If you’re taking a “busman’s holiday,” you’re spending your free time doing the same thing you do during work. For example, a carpenter who spends a weekend repairing a friend’s house is taking a busman’s holiday.
“Busman” refers to the driver of early buses, which were powered by horses. The phrase is originally British, dating from the end of the 1800s. It spread around the world, appearing in the Sunday Times of Sydney, Australia, in May 1896 and the Auckland Star of New Zealand in October 1902. It reached North America in 1909.
As for where the phrase originated, one theory says that if a busman wanted to go on vacation, he most likely would need to take a bus to get there. This seems reasonable, since a popular day out among working-class Londoners in the late 1800s was to make an excursion by bus. Somewhat more far-fetched is the idea that a cabby would spend his day off each week in riding about the city with a fellow cabby in order to keep him company.

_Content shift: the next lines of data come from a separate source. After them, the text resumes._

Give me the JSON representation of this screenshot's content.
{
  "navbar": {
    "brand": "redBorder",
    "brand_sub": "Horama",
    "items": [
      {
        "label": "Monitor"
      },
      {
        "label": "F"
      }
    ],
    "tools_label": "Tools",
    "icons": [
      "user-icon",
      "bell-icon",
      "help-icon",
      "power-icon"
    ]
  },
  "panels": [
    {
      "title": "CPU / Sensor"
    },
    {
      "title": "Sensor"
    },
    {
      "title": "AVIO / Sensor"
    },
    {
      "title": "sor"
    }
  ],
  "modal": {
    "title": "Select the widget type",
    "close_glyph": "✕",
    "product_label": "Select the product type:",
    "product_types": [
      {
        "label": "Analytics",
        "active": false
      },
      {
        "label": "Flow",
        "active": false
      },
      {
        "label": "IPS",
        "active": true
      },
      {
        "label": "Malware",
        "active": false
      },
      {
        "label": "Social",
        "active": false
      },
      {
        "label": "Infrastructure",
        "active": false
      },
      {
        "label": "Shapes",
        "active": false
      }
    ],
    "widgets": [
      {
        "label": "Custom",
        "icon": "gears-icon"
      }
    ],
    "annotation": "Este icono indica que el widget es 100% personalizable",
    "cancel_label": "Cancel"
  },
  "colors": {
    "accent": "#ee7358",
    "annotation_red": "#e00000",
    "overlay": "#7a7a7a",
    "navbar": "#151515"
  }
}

Another theory appeared in John Ciardi’s A Browser’s Dictionary in 1981: “British drivers of horse-drawn omnibuses, becoming attached to their teams, were uneasy about turning them over to relief drivers who might abuse them. On their days off, therefore, the drivers regularly went to the stables to see that the horses were properly harnessed, and returned at night to see that they had not been abused.” Well, maybe, but the history of 1800s London buses says that their horses were no better cared for than any other working horses.
The popular phrase may, however, have been based on a Londoner’s joke, something like, “What does a busman do on his day off? He takes a bus ride with a pal, of course.” In time, the joke would have been forgotten, but the phrase, because it is so apt for many people, survived. If you enjoy your work, why not do it all the time?
The phrase is popular and has been used as a title for bands, films, songs, novels, and a TV game show. I haven’t used it myself, but I might just start.
After all, I write novels all day, and spend all night reading them.